According to the new rule, “For now, providers and suppliers will not be required to disclose affiliations under § 424.519 unless CMS, after performing the research and analysis described earlier and determining that the provider or supplier may have at least one affiliation that includes any of the four disclosable events, specifically requests it to do so. We believe this will ease the burden on the provider community because CMS, rather than the provider or supplier, will be responsible for reviewing whether the disclosure requirement applies to the provider or supplier. However, should CMS find, that it does apply, the provider or supplier in question must then report any and all affiliations that come within the scope of § 424.519, not merely the one(s) on which CMS made its determination. This could require the provider or supplier to conduct research to determine whether additional disclosable affiliations exist, which would then need to be reported to CMS.”

However, once CMS updates its Form CMS-855 applications to include an affiliation disclosure section, a provider or supplier that may have at least one affiliation involving a disclosable event, as identified by CMS, will be required to report any and all affiliations upon initial enrollment or revalidation.

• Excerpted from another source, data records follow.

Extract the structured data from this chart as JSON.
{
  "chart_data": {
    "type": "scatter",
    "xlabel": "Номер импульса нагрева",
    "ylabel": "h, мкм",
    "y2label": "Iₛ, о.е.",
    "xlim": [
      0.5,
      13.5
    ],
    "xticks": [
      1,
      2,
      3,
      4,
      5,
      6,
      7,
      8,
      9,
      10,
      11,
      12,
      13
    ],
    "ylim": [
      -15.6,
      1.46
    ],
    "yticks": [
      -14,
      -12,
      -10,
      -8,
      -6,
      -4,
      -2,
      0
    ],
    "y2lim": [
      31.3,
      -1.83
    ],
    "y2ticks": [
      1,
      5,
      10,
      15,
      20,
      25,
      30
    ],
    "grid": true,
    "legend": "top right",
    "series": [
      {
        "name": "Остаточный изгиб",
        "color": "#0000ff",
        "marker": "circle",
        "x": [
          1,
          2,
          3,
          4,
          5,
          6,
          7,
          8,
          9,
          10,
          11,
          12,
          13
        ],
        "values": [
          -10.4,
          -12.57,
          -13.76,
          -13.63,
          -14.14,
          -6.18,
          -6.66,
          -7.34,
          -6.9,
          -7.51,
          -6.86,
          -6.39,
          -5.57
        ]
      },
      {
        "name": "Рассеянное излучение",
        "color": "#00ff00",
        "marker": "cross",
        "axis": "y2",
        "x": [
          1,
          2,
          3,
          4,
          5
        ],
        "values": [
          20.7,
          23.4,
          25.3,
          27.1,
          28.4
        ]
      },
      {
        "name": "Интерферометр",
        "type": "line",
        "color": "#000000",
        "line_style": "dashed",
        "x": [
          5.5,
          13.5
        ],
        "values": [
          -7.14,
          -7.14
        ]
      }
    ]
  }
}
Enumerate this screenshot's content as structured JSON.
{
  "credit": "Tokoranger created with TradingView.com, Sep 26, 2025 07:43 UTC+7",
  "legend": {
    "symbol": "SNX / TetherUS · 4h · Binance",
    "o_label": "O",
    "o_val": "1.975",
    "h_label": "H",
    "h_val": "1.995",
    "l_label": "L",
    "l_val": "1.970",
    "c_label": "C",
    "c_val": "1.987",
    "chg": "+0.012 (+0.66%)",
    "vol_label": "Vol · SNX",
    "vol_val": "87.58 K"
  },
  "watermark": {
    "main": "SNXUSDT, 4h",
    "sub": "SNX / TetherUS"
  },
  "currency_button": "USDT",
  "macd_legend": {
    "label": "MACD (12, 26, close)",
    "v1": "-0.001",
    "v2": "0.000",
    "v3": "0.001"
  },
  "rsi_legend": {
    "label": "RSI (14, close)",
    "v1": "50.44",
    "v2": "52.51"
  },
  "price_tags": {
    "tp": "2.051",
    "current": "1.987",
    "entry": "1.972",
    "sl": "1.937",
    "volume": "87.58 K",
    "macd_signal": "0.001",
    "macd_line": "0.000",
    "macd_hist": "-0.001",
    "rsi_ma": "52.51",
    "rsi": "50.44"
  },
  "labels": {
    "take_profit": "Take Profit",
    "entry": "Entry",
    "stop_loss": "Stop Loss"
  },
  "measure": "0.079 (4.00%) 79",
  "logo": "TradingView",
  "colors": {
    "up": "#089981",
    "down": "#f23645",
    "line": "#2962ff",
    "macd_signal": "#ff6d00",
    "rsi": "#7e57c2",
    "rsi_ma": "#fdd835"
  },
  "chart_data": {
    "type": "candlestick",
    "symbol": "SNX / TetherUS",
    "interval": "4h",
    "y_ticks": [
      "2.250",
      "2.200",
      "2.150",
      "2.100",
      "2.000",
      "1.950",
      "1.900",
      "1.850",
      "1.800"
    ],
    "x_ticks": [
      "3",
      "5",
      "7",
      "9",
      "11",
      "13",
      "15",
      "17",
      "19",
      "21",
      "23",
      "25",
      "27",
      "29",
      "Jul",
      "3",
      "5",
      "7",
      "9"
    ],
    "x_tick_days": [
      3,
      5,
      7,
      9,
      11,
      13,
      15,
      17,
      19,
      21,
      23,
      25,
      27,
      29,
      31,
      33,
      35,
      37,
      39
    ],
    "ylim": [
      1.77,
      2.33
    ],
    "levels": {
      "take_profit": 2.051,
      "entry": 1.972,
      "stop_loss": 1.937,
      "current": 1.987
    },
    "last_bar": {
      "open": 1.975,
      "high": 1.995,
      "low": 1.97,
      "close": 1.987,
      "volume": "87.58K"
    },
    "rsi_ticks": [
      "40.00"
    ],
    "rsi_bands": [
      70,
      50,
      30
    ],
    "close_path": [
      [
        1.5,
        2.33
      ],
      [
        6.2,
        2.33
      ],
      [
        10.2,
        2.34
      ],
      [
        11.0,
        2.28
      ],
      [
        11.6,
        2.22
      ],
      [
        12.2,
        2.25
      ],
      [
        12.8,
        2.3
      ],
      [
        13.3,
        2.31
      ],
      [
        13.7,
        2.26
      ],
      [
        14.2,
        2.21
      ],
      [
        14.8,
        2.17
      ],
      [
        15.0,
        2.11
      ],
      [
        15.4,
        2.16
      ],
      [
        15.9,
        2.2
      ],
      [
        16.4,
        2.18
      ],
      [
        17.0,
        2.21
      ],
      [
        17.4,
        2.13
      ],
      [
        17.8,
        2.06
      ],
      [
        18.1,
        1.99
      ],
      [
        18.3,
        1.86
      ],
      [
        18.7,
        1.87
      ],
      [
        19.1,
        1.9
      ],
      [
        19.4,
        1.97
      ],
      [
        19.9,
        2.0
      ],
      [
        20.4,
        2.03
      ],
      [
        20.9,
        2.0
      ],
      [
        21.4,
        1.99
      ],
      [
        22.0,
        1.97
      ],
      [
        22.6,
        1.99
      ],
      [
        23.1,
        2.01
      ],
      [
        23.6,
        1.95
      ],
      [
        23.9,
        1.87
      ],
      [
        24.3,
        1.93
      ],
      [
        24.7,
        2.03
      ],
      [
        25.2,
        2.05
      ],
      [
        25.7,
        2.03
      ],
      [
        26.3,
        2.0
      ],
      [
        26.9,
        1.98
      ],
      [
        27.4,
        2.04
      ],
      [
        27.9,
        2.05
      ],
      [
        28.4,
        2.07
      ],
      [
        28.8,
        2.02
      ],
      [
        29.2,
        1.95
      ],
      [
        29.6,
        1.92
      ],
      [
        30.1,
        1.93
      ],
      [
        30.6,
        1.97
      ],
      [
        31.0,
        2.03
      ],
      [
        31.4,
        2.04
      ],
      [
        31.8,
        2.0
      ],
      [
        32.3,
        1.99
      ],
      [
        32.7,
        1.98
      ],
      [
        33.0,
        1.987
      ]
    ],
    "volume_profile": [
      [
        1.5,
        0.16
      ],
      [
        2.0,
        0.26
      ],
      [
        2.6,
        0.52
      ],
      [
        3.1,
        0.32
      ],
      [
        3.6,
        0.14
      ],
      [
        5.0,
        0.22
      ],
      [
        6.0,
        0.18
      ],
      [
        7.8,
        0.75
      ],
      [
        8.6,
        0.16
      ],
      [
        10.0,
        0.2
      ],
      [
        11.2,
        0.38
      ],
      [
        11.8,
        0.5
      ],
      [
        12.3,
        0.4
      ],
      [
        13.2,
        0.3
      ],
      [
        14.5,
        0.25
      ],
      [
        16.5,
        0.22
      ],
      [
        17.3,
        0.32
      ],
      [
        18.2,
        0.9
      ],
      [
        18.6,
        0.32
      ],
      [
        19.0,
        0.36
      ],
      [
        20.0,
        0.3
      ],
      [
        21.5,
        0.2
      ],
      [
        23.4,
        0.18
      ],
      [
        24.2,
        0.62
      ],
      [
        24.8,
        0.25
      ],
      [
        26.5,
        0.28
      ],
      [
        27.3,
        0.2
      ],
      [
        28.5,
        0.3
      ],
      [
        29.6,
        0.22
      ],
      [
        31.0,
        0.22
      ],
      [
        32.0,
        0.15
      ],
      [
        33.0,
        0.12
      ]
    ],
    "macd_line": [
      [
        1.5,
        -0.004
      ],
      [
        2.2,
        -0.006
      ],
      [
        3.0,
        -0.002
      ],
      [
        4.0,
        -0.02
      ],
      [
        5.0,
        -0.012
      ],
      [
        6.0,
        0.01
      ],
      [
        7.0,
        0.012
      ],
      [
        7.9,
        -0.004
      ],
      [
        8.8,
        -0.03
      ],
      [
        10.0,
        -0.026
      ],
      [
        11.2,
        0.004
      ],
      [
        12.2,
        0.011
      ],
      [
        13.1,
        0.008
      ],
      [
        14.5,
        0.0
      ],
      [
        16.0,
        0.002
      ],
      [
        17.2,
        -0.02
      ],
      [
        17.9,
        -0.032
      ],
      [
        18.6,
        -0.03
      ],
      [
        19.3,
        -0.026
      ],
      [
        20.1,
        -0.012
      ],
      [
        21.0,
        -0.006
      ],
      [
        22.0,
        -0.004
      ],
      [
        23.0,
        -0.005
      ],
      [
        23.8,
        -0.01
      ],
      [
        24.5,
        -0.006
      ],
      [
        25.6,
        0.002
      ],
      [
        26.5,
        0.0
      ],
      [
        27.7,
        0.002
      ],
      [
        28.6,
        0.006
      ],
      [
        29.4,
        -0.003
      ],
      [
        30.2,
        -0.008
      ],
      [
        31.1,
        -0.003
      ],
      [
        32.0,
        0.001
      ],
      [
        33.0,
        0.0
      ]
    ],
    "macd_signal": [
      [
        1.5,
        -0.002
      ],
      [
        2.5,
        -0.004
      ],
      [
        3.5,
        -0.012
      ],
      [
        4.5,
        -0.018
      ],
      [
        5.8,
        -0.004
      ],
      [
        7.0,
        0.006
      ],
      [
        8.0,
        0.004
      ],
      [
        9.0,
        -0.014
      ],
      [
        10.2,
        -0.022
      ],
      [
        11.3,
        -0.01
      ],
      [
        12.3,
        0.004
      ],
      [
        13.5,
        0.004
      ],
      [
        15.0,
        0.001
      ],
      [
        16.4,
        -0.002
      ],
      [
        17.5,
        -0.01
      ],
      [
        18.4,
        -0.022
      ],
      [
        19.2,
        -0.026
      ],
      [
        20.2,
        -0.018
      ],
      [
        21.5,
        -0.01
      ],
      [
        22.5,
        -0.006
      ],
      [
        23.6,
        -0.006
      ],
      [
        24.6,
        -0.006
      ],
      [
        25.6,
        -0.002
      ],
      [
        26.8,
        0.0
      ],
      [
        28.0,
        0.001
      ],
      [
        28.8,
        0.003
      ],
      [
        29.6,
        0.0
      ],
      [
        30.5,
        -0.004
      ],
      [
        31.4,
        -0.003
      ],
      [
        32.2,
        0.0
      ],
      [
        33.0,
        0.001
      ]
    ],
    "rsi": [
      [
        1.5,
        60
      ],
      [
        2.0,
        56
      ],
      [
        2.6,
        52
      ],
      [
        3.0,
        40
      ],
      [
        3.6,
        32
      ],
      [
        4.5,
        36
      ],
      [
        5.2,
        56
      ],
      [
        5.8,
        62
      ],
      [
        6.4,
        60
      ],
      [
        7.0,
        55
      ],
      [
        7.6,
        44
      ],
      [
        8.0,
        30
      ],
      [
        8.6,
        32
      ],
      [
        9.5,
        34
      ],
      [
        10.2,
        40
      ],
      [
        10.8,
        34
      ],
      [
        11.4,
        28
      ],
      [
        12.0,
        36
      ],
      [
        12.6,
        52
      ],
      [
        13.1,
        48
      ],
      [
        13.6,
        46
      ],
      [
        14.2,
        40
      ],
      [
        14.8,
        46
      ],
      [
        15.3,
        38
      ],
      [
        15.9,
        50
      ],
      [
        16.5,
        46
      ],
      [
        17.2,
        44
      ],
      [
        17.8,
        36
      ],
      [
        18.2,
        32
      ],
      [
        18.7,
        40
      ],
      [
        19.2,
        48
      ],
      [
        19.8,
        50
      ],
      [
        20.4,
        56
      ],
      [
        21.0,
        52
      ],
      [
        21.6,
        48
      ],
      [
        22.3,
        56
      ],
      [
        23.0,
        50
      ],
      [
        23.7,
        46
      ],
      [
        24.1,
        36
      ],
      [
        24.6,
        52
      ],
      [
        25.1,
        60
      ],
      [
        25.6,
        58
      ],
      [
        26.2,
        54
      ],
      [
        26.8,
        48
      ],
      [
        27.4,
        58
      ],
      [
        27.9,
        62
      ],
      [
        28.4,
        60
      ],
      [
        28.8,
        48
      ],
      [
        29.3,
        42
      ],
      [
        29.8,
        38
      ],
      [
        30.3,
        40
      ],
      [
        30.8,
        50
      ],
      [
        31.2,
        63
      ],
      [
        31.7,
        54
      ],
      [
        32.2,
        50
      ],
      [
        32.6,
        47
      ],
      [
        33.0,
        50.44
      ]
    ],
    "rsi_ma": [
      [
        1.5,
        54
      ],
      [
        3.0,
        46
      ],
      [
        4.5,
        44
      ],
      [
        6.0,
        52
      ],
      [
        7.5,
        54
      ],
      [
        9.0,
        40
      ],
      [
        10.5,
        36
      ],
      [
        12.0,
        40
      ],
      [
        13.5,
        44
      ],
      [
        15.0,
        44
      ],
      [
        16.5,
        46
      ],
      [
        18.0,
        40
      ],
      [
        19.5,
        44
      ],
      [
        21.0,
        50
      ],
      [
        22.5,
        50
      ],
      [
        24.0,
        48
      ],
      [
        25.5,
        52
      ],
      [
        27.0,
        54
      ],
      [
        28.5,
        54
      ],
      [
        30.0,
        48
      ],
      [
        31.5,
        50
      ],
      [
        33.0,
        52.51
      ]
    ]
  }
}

So it will be important for all providers and suppliers to begin investigating whether there are any disclosable affiliations by anyone affiliated with their organization.

In Summary: Here Are Five Key Things To Know:

1. Effective Nov. 4, the final rule outlines new authorities for CMS. The agency can now identify healthcare providers and suppliers who may be at risk of committing fraud based on their relationships with other organizations who have been sanctioned for fraud.

2. Under the final rule, an organization enrolled in the federal Medicare and Medicaid programs can be denied participation in Medicare if its owner or a managing employee is affiliated with another previously sanctioned organization. If the organization is already enrolled and such a relationship is identified, it could lose its Medicare and Medicaid billing privileges.

3. CMS will also revoke or deny Medicare enrollment to a provider or supplier who reenters the program under a different name, bills for services from noncompliant locations, shows questionable ordering or certifying patterns of services and drugs, or owes CMS reimbursement for overpayments.

4. If a provider submits false claims or includes misleading information in its enrollment application, CMS can now bar the provider from enrolling in Medicare or Medicaid for up to three years.

5. In addition, CMS can now block providers and suppliers who are revoked from reentering the Medicare program for up to a decade. If a provider is revoked from the program a second time, CMS can bar the provider from participating in the programs for up to 20 years.

This new rule places far reaching burden on organizations and providers participating in the Medicare program. Anyone submitting a provider enrollment application or revalidation after the effective date of this new rule has the burden of knowing and reporting any prior affiliation of the enrolling/revalidating provider.